The possibility of exhibiting this essential piece of Hollywood history for the first time is due to the passion of a group of experts who worked hard to save it from destruction and oblivion. With the advent of technology and new shooting techniques, curtains were left rolled up and covered in dust in studio warehouses. Its rescue was possible thanks to the Backdrop Recovery Project, an association that bought more than 2,000 pieces from MGM in the 1970s.
It is miraculous that these monumental historical paintings are not lost forever, as so many Hollywood treasures are.”
Irvin Lippman, executive director of the Boca Raton Museum of Art, considers that “it is miraculous that these monumental historical paintings have not been lost forever, as so many Hollywood treasures have disappeared.” In the installation, the curtains are shown accompanied by videos that tell the story of each of these works and the exhibition includes an Educational Gallery to publicize the techniques of the creators.

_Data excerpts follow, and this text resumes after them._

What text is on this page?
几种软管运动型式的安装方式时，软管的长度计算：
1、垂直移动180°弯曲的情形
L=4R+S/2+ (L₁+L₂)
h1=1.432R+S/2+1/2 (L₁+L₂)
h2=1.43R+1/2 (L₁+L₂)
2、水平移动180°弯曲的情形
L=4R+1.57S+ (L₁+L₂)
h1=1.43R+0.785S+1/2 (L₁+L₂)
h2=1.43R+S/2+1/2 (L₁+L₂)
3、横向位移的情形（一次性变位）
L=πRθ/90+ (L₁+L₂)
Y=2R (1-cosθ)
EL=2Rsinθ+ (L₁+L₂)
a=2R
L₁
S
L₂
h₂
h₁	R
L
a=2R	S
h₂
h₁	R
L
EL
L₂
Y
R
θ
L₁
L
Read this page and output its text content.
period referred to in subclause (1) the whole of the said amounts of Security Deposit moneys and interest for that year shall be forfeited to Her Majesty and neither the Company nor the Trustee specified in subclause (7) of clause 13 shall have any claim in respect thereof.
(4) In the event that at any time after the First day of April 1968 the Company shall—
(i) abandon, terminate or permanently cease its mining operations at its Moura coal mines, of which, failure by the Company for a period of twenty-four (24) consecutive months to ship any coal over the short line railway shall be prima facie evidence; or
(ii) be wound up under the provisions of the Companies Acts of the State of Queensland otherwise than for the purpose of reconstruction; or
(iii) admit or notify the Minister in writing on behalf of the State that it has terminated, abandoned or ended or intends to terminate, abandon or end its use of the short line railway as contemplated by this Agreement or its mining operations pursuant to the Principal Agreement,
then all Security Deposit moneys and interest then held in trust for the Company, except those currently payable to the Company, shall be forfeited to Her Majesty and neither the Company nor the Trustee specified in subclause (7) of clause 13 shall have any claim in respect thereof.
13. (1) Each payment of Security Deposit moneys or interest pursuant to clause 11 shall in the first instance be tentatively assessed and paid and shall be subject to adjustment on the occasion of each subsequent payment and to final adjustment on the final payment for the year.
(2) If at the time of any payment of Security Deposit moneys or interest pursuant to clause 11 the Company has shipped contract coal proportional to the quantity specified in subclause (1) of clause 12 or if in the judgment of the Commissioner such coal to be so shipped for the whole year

Besides, The Art of the Hollywood Backdrop is designed to deliver a fully immersive experience with interactive elements created by some of Hollywood’s leading digital designers. Soundscapes designed specifically for the exhibition envelop visitors with atmospheric effects related to classic movies and their grandiose sets.
A long hallway…
In this scene, Donald O’Connor is next to a mannequin, in a moment of the famous ‘Singing in the rain’. The scene offered a spectacular vanishing point, which was only in the viewer’s mind, thanks to the great work of the artists of painted cinema, as shown in the photo below.
… which only the viewer perceived
A well-deserved recognition to dozens of unidentified artists, whose mastery has made possible some of the most memorable scenes in the history of cinema. Now the curators hope the exhibition will travel the world. They only await proposals.